Many character set encodings, but especially Unicode, have multiple binary representations for the same string. For example, there are dozens of distinct strings that might render as . This multiplicity complicates operations such as indexing and validation. The complexity increases the risk of coding errors that will compromise security. To reduce complexity in your code, normalize strings to a single form.

Many normalization forms exist already:

The Unicode Consortium has defined four standard normalization forms. Normalization Form C is especially popular. Consider adopting Normalization Form C for new designs. It is the most frequently adopted and the easiest to optimize. Most of the Internet normalization forms are modifications of Normalization Form C. You can find more information at http://www.unicode.org/unicode/reports/tr15/.
Normalization of URIs is a hot topic within the Internet Engineering Task Force (IETF) and W3C. Details are available at http://www.i-d-n.net/draft/draft-duerst-i18n-norm-04.txt and at http://www.w3.org/TR/charmod.
Each file system has a unique form. NTFS, FAT32, NFS, High Sierra, and MacOS are all quite distinct.
Several normalization standards specific to Internet protocols. Consult the RFC for your application domain.
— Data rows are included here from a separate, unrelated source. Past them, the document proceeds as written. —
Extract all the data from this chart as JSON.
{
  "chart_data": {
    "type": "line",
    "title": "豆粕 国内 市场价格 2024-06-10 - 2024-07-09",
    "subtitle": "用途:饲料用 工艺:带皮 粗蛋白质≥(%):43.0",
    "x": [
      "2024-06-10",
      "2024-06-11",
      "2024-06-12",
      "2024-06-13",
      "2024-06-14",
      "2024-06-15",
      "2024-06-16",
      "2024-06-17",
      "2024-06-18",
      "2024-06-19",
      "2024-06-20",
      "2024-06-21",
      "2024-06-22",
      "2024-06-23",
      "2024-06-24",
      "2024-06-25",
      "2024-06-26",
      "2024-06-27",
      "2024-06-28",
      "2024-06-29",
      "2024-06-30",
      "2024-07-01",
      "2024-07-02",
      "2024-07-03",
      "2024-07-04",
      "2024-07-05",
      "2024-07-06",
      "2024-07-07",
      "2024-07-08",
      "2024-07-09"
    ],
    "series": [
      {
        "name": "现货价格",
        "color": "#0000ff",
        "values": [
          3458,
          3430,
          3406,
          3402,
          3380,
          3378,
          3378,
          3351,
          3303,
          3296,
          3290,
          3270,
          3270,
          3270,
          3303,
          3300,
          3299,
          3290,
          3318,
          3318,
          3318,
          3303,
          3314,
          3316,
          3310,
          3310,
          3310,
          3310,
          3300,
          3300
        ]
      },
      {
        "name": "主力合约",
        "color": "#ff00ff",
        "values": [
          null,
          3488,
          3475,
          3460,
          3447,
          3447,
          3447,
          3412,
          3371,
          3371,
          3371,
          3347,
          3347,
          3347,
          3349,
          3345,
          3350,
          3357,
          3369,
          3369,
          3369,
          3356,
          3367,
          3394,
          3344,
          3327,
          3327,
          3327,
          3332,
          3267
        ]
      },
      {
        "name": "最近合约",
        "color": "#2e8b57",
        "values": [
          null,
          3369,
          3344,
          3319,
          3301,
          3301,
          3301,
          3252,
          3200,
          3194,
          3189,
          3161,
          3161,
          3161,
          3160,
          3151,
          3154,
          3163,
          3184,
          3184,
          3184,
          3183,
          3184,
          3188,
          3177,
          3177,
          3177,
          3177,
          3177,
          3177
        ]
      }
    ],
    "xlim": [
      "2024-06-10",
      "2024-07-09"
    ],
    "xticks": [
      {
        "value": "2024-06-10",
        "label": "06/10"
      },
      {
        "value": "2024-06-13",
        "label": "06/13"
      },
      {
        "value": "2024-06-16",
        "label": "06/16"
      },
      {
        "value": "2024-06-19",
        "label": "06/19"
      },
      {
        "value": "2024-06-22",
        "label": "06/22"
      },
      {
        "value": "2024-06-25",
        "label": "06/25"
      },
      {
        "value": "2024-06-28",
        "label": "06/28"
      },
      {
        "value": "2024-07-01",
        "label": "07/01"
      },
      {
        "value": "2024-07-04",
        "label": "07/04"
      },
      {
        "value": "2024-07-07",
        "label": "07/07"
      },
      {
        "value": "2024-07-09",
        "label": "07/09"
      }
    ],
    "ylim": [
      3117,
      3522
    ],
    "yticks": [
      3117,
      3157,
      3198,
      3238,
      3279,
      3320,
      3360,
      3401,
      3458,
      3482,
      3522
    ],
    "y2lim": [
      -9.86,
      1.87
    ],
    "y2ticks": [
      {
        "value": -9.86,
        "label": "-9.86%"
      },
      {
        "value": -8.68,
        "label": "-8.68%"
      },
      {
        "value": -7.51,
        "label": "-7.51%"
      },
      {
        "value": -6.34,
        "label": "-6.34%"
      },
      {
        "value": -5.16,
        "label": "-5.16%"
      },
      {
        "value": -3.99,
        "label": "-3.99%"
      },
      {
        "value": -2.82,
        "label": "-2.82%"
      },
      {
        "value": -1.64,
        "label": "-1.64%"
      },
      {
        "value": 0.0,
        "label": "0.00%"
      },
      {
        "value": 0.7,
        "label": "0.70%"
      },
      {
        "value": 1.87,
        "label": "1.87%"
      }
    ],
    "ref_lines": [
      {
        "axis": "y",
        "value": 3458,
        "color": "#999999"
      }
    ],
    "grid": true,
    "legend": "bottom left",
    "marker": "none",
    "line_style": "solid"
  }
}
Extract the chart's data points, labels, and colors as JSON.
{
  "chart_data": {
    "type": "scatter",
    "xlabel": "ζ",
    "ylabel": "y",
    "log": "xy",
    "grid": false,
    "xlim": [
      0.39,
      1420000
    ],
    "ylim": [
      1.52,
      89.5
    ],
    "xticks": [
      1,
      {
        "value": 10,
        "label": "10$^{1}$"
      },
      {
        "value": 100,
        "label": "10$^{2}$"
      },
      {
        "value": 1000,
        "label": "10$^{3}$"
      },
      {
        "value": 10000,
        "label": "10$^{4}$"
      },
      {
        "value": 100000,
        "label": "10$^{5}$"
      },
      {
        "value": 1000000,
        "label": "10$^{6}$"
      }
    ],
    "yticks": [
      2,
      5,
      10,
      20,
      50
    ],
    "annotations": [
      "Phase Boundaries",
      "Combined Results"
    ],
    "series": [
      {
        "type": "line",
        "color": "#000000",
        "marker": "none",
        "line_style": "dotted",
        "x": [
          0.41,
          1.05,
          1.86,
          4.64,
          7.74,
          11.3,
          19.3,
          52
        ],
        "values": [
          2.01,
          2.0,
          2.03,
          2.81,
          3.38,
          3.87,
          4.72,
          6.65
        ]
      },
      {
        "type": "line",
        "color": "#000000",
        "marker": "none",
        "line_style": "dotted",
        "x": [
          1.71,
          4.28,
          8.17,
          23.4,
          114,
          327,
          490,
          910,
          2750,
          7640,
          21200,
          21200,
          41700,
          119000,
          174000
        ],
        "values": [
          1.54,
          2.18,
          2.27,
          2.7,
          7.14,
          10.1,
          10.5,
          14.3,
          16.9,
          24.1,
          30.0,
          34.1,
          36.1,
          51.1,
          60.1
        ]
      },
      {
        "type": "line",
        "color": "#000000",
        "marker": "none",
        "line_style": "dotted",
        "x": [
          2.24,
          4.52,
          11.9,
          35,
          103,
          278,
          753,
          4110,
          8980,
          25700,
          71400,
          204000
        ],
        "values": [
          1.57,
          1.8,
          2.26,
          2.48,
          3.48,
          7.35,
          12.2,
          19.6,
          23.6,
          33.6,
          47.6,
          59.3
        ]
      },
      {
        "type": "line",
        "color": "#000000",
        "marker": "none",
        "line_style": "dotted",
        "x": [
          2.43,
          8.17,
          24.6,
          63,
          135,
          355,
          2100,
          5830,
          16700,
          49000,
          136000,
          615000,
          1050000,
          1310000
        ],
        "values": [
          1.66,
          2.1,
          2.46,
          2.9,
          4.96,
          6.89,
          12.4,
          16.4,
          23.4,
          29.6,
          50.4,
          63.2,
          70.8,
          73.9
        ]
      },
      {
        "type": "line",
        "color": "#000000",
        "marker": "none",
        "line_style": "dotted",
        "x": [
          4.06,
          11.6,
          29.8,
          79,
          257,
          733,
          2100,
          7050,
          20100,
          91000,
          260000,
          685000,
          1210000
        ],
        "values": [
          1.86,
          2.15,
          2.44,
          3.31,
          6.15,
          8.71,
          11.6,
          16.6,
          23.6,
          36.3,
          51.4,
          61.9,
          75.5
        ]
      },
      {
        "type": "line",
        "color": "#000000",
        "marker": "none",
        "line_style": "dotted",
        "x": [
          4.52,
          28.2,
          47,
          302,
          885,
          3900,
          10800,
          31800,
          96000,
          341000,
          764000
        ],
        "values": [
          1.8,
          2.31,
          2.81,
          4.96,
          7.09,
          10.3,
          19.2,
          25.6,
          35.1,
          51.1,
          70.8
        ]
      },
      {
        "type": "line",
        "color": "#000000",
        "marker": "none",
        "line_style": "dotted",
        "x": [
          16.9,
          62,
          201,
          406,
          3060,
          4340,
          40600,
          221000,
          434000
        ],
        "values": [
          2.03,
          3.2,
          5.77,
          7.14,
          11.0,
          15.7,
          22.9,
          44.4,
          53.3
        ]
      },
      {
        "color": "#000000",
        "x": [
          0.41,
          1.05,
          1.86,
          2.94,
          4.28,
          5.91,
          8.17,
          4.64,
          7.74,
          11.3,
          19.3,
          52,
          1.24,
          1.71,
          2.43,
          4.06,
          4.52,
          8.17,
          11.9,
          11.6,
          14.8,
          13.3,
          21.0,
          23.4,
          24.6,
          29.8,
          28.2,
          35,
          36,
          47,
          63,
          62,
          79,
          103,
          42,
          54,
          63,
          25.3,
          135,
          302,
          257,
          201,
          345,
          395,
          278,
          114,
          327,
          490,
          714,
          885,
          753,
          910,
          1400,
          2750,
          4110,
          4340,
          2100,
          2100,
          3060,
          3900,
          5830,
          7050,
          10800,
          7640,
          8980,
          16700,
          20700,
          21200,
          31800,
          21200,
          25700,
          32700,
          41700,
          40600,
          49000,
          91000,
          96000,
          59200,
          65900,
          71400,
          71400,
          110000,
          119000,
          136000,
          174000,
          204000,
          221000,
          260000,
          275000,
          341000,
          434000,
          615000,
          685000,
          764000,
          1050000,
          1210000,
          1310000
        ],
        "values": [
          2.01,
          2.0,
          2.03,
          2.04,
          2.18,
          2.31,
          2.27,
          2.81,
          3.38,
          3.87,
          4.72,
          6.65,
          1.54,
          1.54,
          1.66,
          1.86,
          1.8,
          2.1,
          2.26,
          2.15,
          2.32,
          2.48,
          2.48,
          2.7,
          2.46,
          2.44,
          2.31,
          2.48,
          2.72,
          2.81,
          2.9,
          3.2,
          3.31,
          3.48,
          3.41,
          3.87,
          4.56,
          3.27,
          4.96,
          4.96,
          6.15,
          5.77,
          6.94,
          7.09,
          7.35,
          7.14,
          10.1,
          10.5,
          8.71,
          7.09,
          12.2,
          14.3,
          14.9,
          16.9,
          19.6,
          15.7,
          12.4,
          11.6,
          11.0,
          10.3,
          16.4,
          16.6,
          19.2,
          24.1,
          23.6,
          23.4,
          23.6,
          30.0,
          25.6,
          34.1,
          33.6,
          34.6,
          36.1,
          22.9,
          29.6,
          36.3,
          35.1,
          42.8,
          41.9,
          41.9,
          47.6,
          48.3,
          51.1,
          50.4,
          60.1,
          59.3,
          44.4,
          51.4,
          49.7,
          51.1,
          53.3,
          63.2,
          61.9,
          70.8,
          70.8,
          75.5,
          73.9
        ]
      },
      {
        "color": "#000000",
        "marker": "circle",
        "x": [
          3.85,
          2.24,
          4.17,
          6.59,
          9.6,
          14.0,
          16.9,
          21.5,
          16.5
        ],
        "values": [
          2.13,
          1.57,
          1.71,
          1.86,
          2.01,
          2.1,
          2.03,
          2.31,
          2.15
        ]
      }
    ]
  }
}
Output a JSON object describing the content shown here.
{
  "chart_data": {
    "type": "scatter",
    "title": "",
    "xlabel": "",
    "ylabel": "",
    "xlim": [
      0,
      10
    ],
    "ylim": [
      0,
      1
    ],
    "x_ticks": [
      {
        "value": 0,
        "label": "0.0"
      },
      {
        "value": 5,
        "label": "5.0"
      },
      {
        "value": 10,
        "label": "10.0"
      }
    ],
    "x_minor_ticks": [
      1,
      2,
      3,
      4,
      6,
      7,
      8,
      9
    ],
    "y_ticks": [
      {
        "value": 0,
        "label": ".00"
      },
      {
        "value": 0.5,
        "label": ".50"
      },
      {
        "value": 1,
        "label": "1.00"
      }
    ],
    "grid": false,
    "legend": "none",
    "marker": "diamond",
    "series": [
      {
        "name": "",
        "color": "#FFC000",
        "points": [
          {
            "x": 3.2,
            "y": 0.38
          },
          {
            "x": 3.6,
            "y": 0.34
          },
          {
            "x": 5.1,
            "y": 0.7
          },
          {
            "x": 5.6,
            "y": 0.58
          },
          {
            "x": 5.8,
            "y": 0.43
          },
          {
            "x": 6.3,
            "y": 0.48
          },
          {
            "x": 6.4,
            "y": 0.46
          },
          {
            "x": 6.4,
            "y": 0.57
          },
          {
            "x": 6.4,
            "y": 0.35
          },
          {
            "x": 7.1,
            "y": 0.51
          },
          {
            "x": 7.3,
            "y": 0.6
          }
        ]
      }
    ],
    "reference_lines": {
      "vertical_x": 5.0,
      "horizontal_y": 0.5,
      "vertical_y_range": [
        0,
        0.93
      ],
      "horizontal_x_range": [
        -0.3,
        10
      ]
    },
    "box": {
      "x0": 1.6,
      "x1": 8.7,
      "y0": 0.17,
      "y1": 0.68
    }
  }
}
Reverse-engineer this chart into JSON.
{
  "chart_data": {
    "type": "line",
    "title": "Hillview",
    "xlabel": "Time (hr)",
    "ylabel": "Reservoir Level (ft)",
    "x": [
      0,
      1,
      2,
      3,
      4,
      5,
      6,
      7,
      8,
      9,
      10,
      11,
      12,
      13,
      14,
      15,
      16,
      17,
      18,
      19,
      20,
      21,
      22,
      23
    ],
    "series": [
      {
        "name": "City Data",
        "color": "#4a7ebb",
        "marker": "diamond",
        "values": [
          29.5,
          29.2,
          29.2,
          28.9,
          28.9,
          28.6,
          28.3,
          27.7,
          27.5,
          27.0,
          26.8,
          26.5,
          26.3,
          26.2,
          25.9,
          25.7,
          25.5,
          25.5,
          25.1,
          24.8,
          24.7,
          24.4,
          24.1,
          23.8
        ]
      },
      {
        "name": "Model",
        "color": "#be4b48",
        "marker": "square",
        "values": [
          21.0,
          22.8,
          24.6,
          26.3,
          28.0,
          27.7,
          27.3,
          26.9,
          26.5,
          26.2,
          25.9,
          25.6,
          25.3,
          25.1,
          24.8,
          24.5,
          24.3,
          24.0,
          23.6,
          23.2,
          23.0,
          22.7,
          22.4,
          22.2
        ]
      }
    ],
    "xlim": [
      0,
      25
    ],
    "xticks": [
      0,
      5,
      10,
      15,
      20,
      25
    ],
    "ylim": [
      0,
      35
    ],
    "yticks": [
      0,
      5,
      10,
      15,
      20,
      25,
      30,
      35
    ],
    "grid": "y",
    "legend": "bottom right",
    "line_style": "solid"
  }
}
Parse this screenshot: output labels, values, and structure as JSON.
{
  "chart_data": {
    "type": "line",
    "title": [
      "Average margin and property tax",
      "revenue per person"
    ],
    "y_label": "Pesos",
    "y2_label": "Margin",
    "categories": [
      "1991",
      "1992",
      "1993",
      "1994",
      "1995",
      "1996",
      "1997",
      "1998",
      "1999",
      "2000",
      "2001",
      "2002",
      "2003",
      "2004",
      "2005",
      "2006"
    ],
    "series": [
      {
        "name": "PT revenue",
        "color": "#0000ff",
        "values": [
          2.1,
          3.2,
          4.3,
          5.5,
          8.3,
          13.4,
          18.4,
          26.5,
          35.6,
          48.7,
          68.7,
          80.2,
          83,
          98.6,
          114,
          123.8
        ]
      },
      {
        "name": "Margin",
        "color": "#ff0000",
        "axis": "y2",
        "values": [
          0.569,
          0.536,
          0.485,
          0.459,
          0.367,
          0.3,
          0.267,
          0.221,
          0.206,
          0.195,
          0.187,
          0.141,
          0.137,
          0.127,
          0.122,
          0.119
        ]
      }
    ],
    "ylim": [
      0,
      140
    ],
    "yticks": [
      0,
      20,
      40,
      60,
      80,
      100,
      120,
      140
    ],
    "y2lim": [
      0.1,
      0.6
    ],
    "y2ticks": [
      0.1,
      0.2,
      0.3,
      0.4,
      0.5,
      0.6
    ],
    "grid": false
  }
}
The Win32 FoldString function provides several useful options for normalizing strings. Unfortunately, it doesn't cover the full range of Unicode characters, and the mappings do not always match any of the Unicode normalization forms. If you do use FoldString, be sure to test your code with the full Unicode repertoire. For example, if you use FoldString with the MAP_FOLDDIGITS option, it will normalize many but not all of the characters with the numeric Unicode property.